When someone hears about you or your small business then the first thing they will probably do is ‘Google’ them! If someone Googles your name, then your LinkedIn Profile, is likely to come up on the first page of Google Search Results. If you have also created a LinkedIn Company Profile, there is a good chance that this will also appear on the first page of Google Search Results – provided you have an active LinkedIn Company Profile.
Adding your small business details to your LinkedIn profile
You can add your business website in your Personal Profile ‘Contact Info’ section – but when you add your website, choose the Option ‘Other.’ This way you can write the name of your website in the box and also add your link.
In your current job section, if you have already added your small business as a ‘Company’ on LinkedIn, when you start typing the name of your company name, it should appear as a choice in the drop down box. In the Description box, then it is a good idea to provide a brief description of your business, then describe your tasks and achievements and then include your small business website link.
Create your LinkedIn business profile
You may already have a LinkedIn Company Profile, but LinkedIn often changes the range of information you can include on your Company Profile.
It is a good idea to:
- Supply very good quality logos in the dimensions requested
- Provide an excellent quality Company Description that includes your key message, keywords, a call to action and contact details
- Include the various specialties you have
- Fill in all of the other requested information (founded, operating status, industry etc)
Connect your profile to your other online content
Every business needs to have a digital footprint that they eventually build into a digital asset that constantly generates business opportunities. If you have gone through the process of creating a company page, make an effort to link to it on your other online content including:
- Business website
- Google+ Brand Account
- Google+ Personal Profile (so that you can tell Google to present your profile in the search results for your name as content)
- Encouraging your business clients, suppliers, stakeholders etc to follow your profile
Decide on your update posting schedule for your profile
Many small business owners are disappointed that their profiles doesn’t always generate as much interest as their personal profile does. For example, most business owners have a lot more connections associated with their personal profile and a lot less followers of their company profile so when they send out a personal update, it goes to a lot more people via a personal update.
LinkedIn encourages you to post an update via your company profile every day. I do not recommend this level of frequency in Australia. It is better to post good quality content less often than poor quality content regularly. Always provide content that is of benefit to your target audience. This may include either new original content (70%), shared content from somewhere reputable (20%) and if you absolutely must, sales content (no more than 10%).

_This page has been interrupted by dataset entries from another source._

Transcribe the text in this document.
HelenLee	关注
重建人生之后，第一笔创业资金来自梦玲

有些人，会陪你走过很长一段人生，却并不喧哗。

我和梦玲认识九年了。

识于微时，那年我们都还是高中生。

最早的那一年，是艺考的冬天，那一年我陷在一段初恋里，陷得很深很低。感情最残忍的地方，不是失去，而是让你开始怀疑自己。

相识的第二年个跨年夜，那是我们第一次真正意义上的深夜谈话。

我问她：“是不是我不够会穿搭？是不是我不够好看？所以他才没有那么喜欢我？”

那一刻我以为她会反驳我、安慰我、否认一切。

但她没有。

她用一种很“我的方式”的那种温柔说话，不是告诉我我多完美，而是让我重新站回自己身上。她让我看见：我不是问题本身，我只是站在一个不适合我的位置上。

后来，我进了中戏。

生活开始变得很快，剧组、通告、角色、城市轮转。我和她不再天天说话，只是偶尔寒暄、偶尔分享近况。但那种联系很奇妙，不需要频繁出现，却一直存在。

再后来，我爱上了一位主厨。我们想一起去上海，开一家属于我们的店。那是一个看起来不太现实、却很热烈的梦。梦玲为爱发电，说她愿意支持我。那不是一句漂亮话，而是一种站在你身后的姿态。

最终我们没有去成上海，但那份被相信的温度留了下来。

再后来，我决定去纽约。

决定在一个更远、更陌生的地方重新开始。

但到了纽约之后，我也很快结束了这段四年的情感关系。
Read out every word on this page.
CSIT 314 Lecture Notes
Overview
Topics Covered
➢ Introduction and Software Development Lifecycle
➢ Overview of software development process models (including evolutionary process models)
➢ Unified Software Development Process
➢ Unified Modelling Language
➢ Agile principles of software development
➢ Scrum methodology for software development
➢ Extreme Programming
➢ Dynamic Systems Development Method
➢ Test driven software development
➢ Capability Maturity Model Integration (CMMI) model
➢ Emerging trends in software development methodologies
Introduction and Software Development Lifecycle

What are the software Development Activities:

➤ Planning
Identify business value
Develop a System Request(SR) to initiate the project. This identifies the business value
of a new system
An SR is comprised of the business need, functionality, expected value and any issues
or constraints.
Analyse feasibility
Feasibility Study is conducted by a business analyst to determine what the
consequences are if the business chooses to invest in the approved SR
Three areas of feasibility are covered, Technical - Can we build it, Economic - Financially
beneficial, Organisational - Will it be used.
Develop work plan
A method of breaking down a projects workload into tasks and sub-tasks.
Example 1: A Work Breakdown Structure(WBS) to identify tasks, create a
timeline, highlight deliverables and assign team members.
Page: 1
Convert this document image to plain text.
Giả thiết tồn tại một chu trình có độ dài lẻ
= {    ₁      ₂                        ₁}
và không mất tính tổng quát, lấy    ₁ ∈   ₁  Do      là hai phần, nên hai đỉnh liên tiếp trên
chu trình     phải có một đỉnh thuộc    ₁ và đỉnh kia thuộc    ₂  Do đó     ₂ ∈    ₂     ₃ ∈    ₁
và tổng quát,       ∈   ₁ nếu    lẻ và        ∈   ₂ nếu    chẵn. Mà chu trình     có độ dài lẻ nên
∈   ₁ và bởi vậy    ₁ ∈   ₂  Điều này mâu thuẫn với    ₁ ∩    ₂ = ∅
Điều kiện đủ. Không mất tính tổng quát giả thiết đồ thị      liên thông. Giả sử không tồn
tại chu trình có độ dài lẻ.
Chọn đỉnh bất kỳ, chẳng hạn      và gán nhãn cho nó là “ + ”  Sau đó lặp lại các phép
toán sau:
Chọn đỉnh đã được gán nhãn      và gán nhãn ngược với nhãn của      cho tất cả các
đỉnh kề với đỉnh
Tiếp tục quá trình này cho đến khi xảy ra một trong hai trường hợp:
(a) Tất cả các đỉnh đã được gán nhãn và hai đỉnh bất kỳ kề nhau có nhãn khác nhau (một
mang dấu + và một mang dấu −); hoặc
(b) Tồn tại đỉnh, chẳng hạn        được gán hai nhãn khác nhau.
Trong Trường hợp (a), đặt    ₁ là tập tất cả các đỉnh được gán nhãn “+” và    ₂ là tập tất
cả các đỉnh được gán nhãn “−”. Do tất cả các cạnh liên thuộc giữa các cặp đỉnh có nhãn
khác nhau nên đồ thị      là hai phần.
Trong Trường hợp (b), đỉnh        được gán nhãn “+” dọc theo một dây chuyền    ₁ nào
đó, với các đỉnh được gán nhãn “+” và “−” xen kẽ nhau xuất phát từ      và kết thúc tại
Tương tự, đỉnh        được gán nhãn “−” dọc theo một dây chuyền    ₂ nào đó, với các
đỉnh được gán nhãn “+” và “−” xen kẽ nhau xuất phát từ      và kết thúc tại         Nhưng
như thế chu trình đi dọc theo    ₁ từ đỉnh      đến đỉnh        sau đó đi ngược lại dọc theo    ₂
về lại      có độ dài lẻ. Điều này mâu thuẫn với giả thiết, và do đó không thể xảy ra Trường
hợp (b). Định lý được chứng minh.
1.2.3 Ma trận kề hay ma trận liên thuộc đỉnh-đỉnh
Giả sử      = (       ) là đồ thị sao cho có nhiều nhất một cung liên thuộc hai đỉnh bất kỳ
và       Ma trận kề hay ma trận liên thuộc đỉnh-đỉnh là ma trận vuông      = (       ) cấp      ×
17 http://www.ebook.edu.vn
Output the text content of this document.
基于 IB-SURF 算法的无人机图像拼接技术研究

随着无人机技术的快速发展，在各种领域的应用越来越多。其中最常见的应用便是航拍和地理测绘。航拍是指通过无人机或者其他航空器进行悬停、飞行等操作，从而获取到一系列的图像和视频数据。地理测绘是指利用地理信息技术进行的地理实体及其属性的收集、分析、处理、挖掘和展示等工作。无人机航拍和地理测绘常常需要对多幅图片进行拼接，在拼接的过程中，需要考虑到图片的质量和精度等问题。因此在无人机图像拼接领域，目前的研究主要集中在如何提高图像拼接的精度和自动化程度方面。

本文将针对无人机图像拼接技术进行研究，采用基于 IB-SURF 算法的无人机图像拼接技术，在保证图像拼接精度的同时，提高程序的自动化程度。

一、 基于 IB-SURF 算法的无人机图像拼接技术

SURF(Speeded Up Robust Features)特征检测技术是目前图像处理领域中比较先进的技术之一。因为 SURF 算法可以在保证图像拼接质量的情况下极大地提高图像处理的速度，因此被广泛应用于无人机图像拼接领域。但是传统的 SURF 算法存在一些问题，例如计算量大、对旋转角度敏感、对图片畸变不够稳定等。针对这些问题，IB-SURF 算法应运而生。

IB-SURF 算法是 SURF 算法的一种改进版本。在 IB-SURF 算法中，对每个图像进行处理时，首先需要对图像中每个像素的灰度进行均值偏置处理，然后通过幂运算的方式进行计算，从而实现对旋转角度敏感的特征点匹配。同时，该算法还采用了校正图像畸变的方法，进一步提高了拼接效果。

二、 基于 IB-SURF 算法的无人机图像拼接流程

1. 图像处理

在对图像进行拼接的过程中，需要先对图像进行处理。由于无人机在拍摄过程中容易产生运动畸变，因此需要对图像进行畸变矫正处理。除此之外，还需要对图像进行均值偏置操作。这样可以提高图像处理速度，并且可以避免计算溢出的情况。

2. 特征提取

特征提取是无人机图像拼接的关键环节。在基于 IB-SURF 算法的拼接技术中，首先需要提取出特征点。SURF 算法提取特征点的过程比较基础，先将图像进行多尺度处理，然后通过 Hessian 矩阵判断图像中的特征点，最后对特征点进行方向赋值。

Choose your overall strategy
Web developers, marketers and advisers often suggest that you need to constantly create online content to build your brand, reputation and eventually leads. However, there is a lot to be said for considering some of the other options on LinkedIn like:
- Liking, commenting or sharing other people’s great content
- Making sure you include images and/or videos and sometimes hash tags in your Updates to increase your views and conversions
- Saying thank you on a regular basis
Review and reflect on your performance
Check out what your competitors or fellow entrepreneurs are doing. Monitor the analytics from your company updates and see what performs well. You may like to consider paying for sponsored updates.